If you look at how drugs are broken down, a lot of pricing authorities internationally do the same kind of categorization that the PMPRB does. Is the drug a breakthrough? No. Is it substantial improvement? No. Is it moderate? No. Is it a slight or no? The bulk of drugs across jurisdictions falls into the ''slight or no'' category. Over 80 per cent of drugs fall into that ''slight or no'' category.

In Canada, under our existing rules, a drug that falls into that category will benefit from the top of the therapeutic class price instead of the lowest price. That kind of disparity is I think leading to an increasing price gap between us and some of our comparator countries in the PMPRB 7, the countries that we compare ourselves to, particularly Germany in this case. I think it's reasonable to assume that in the coming years, although we're still slightly below Germany in prices, if current trends continue we'll eventually find ourselves second only to the U.S.

Senator Mockler: I don't question the quality of work that you do, but I come back to another question, especially when you just said that we're creeping up. If that's the case, do you have appropriate resources to effectively deliver your mandate?

Mr. Clark: Yes. I don't take issue with the resources that we have. I think if we became more aggressive, more activist, then resources could be an issue. I think right now it's mainly a question of a regime that is almost 30 years old and increasingly becoming somewhat out of pace or out of step with some of the practices we're seeing in these other countries.

[Translation]

Senator Bellemare: Just now, you said that Quebec does not participate. Have you any idea of the reasons?

Mr. Clark: No, actually, I do not have those details.

Senator Bellemare: Does your organization participate in the activities of the Council of the Federation?

Mr. Clark: Yes, a lot. We are more and more involved and we look forward to participating in that kind of initiative.

Senator Bellemare: How many employees do you have?

Mr.

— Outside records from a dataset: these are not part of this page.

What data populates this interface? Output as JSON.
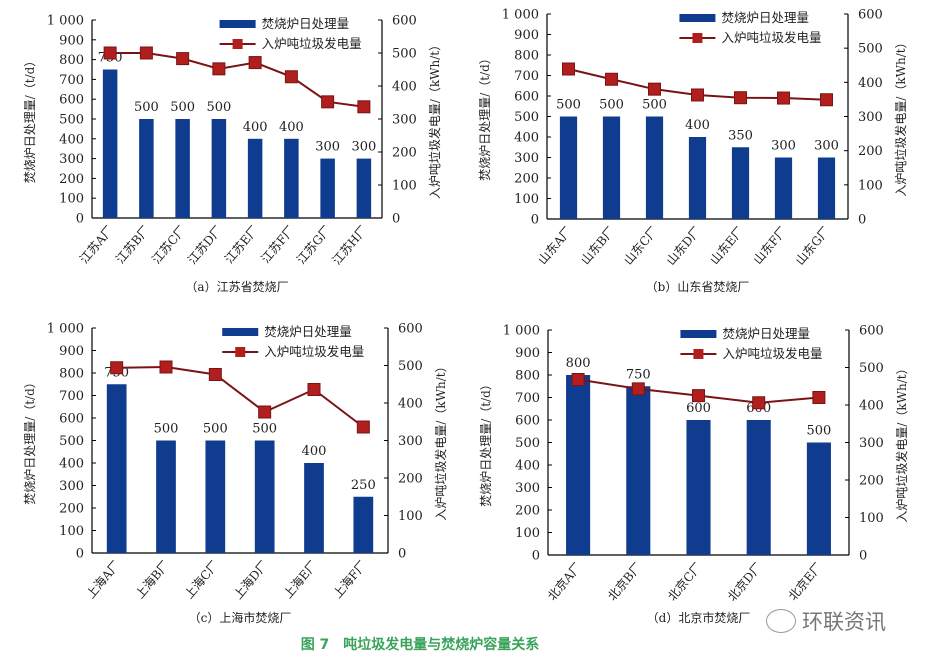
{
  "legend": {
    "bar": "焚烧炉日处理量",
    "line": "入炉吨垃圾发电量"
  },
  "figure_title": "图 7　吨垃圾发电量与焚烧炉容量关系",
  "watermark": "环联资讯",
  "colors": {
    "bar": "#0f3c8f",
    "line": "#7a1414",
    "marker": "#b01e1e",
    "title": "#3aa35a"
  },
  "chart_data": [
    {
      "type": "bar+line",
      "caption": "（a）江苏省焚烧厂",
      "categories": [
        "江苏A厂",
        "江苏B厂",
        "江苏C厂",
        "江苏D厂",
        "江苏E厂",
        "江苏F厂",
        "江苏G厂",
        "江苏H厂"
      ],
      "series": [
        {
          "name": "焚烧炉日处理量",
          "axis": "left",
          "values": [
            750,
            500,
            500,
            500,
            400,
            400,
            300,
            300
          ]
        },
        {
          "name": "入炉吨垃圾发电量",
          "axis": "right",
          "values": [
            500,
            500,
            483,
            452,
            471,
            428,
            352,
            337
          ]
        }
      ],
      "ylabel": "焚烧炉日处理量/（t/d）",
      "y2label": "入炉吨垃圾发电量/（kWh/t）",
      "ylim": [
        0,
        1000
      ],
      "y2lim": [
        0,
        600
      ],
      "yticks": [
        "0",
        "100",
        "200",
        "300",
        "400",
        "500",
        "600",
        "700",
        "800",
        "900",
        "1 000"
      ],
      "y2ticks": [
        "0",
        "100",
        "200",
        "300",
        "400",
        "500",
        "600"
      ],
      "legend": "top-right",
      "grid": false
    },
    {
      "type": "bar+line",
      "caption": "（b）山东省焚烧厂",
      "categories": [
        "山东A厂",
        "山东B厂",
        "山东C厂",
        "山东D厂",
        "山东E厂",
        "山东F厂",
        "山东G厂"
      ],
      "series": [
        {
          "name": "焚烧炉日处理量",
          "axis": "left",
          "values": [
            500,
            500,
            500,
            400,
            350,
            300,
            300
          ]
        },
        {
          "name": "入炉吨垃圾发电量",
          "axis": "right",
          "values": [
            439,
            409,
            380,
            363,
            355,
            354,
            349
          ]
        }
      ],
      "ylabel": "焚烧炉日处理量/（t/d）",
      "y2label": "入炉吨垃圾发电量/（kWh/t）",
      "ylim": [
        0,
        1000
      ],
      "y2lim": [
        0,
        600
      ],
      "yticks": [
        "0",
        "100",
        "200",
        "300",
        "400",
        "500",
        "600",
        "700",
        "800",
        "900",
        "1 000"
      ],
      "y2ticks": [
        "0",
        "100",
        "200",
        "300",
        "400",
        "500",
        "600"
      ],
      "legend": "top-right",
      "grid": false
    },
    {
      "type": "bar+line",
      "caption": "（c）上海市焚烧厂",
      "categories": [
        "上海A厂",
        "上海B厂",
        "上海C厂",
        "上海D厂",
        "上海E厂",
        "上海F厂"
      ],
      "series": [
        {
          "name": "焚烧炉日处理量",
          "axis": "left",
          "values": [
            750,
            500,
            500,
            500,
            400,
            250
          ]
        },
        {
          "name": "入炉吨垃圾发电量",
          "axis": "right",
          "values": [
            494,
            496,
            476,
            376,
            436,
            336
          ]
        }
      ],
      "ylabel": "焚烧炉日处理量/（t/d）",
      "y2label": "入炉吨垃圾发电量/（kWh/t）",
      "ylim": [
        0,
        1000
      ],
      "y2lim": [
        0,
        600
      ],
      "yticks": [
        "0",
        "100",
        "200",
        "300",
        "400",
        "500",
        "600",
        "700",
        "800",
        "900",
        "1 000"
      ],
      "y2ticks": [
        "0",
        "100",
        "200",
        "300",
        "400",
        "500",
        "600"
      ],
      "legend": "top-right",
      "grid": false
    },
    {
      "type": "bar+line",
      "caption": "（d）北京市焚烧厂",
      "categories": [
        "北京A厂",
        "北京B厂",
        "北京C厂",
        "北京D厂",
        "北京E厂"
      ],
      "series": [
        {
          "name": "焚烧炉日处理量",
          "axis": "left",
          "values": [
            800,
            750,
            600,
            600,
            500
          ]
        },
        {
          "name": "入炉吨垃圾发电量",
          "axis": "right",
          "values": [
            468,
            443,
            425,
            406,
            420
          ]
        }
      ],
      "ylabel": "焚烧炉日处理量/（t/d）",
      "y2label": "入炉吨垃圾发电量/（kWh/t）",
      "ylim": [
        0,
        1000
      ],
      "y2lim": [
        0,
        600
      ],
      "yticks": [
        "0",
        "100",
        "200",
        "300",
        "400",
        "500",
        "600",
        "700",
        "800",
        "900",
        "1 000"
      ],
      "y2ticks": [
        "0",
        "100",
        "200",
        "300",
        "400",
        "500",
        "600"
      ],
      "legend": "top-right",
      "grid": false
    }
  ]
}
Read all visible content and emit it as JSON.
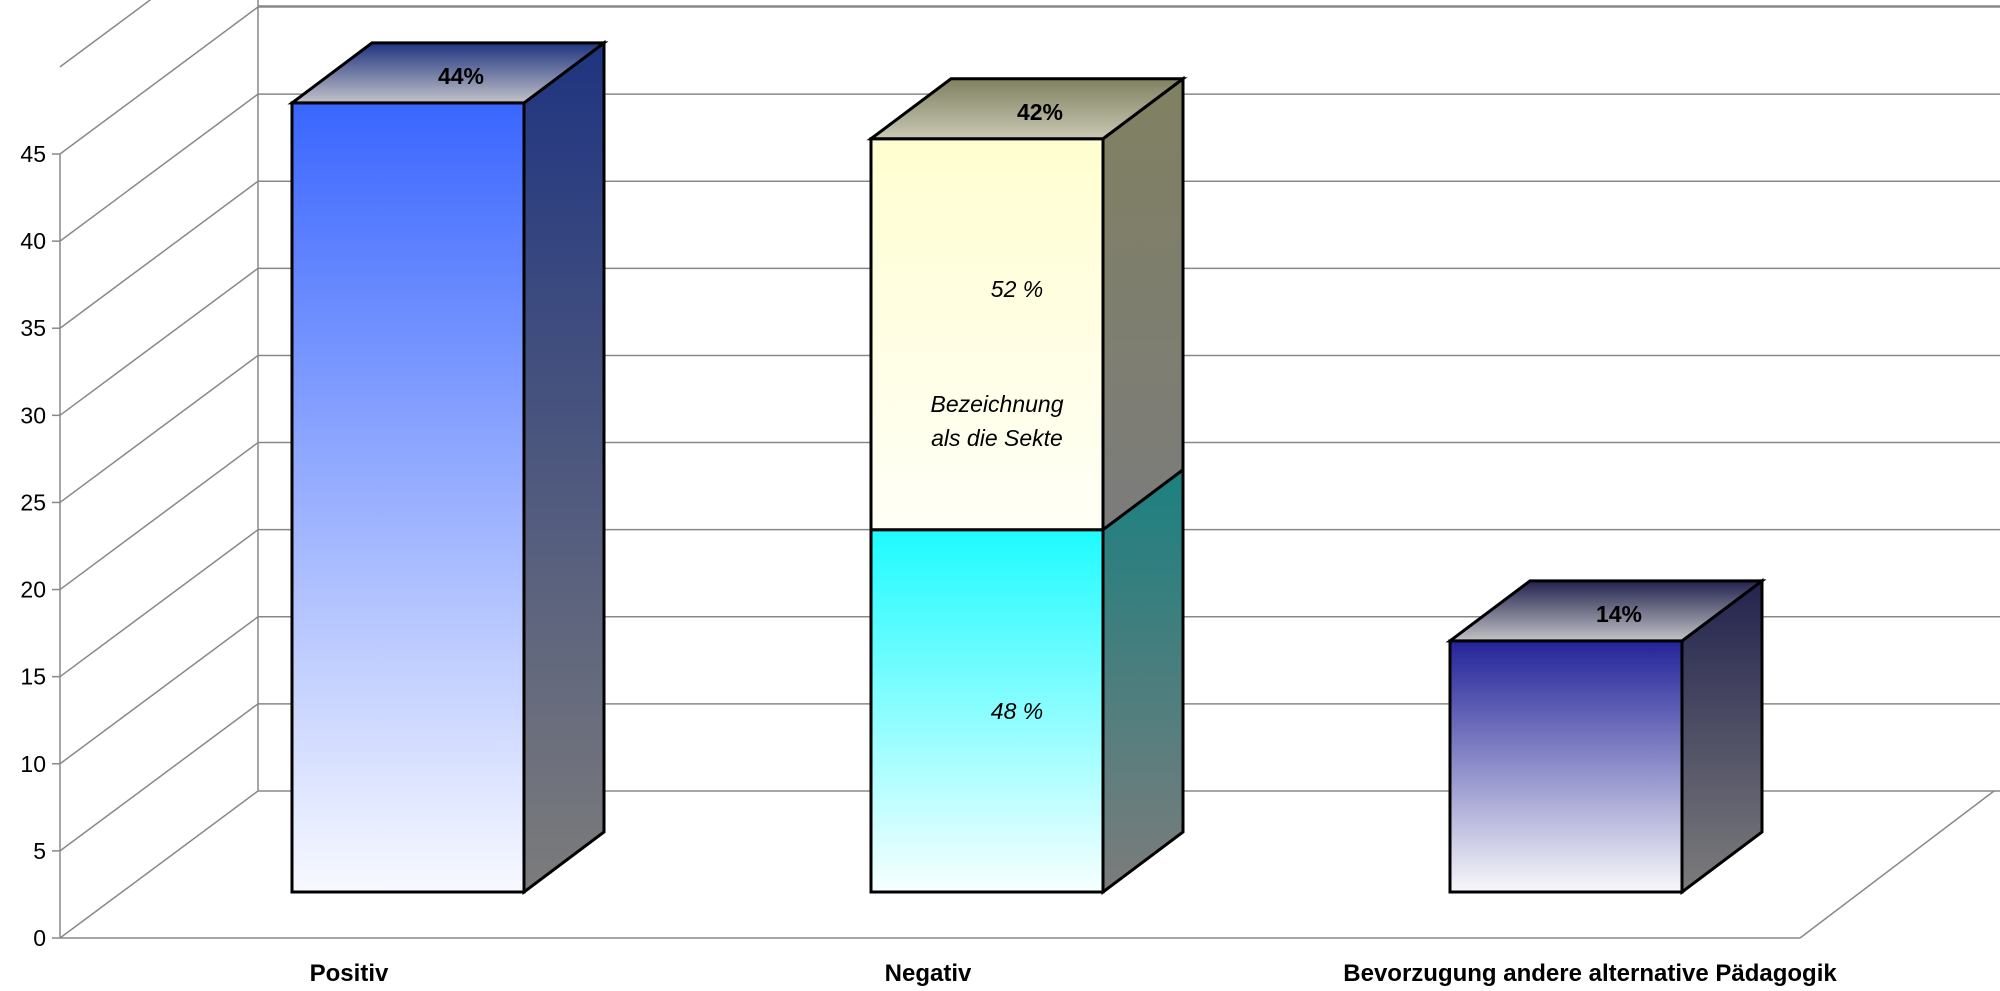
{
  "chart_data": {
    "type": "bar",
    "stacked": true,
    "three_d": true,
    "title": "",
    "xlabel": "",
    "ylabel": "",
    "ylim": [
      0,
      45
    ],
    "yticks": [
      0,
      5,
      10,
      15,
      20,
      25,
      30,
      35,
      40,
      45
    ],
    "grid": true,
    "legend": "none",
    "categories": [
      "Positiv",
      "Negativ",
      "Bevorzugung andere alternative Pädagogik"
    ],
    "bars": [
      {
        "category": "Positiv",
        "top_label": "44%",
        "segments": [
          {
            "value": 44,
            "label": "",
            "colors": {
              "front_top": "#3a66ff",
              "front_bottom": "#f8f9ff",
              "side_top": "#1f3480",
              "side_bottom": "#7c7c7c",
              "cap": "#c2c2c8"
            }
          }
        ]
      },
      {
        "category": "Negativ",
        "top_label": "42%",
        "segments": [
          {
            "value": 20.2,
            "label": "48 %",
            "colors": {
              "front_top": "#1dfbff",
              "front_bottom": "#f7ffff",
              "side_top": "#1c8080",
              "side_bottom": "#7c7c7c",
              "cap": "#c2c2c2"
            }
          },
          {
            "value": 21.8,
            "label": "52 %",
            "label2": [
              "Bezeichnung",
              "als die Sekte"
            ],
            "colors": {
              "front_top": "#fffed0",
              "front_bottom": "#fffff7",
              "side_top": "#808061",
              "side_bottom": "#7c7c7c",
              "cap": "#c8c8b4"
            }
          }
        ]
      },
      {
        "category": "Bevorzugung andere alternative Pädagogik",
        "top_label": "14%",
        "segments": [
          {
            "value": 14,
            "label": "",
            "colors": {
              "front_top": "#23239a",
              "front_bottom": "#f8f8fa",
              "side_top": "#23234f",
              "side_bottom": "#7c7c7c",
              "cap": "#c2c2c6"
            }
          }
        ]
      }
    ]
  }
}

Clark: At the moment, we have about 60 employees, and five Board members who are appointed by cabinet.

[English]

The Chair: We really appreciate your being here, Mr. Clark and Ms. Lahey.

Ms. Lahey, we didn't get to call on you as much as we sometimes do.

Pauline Lahey, Chief, Corporate Planning and Reporting, Patented Medicine Prices Review Board: That's fine.

The Chair: She also serves who is here, right? We appreciate the work you're doing with the Patented Medicine Prices Review Board. I don't expect that we'll be appearing before your board, but we may well have you back to tell us how things are going in due course.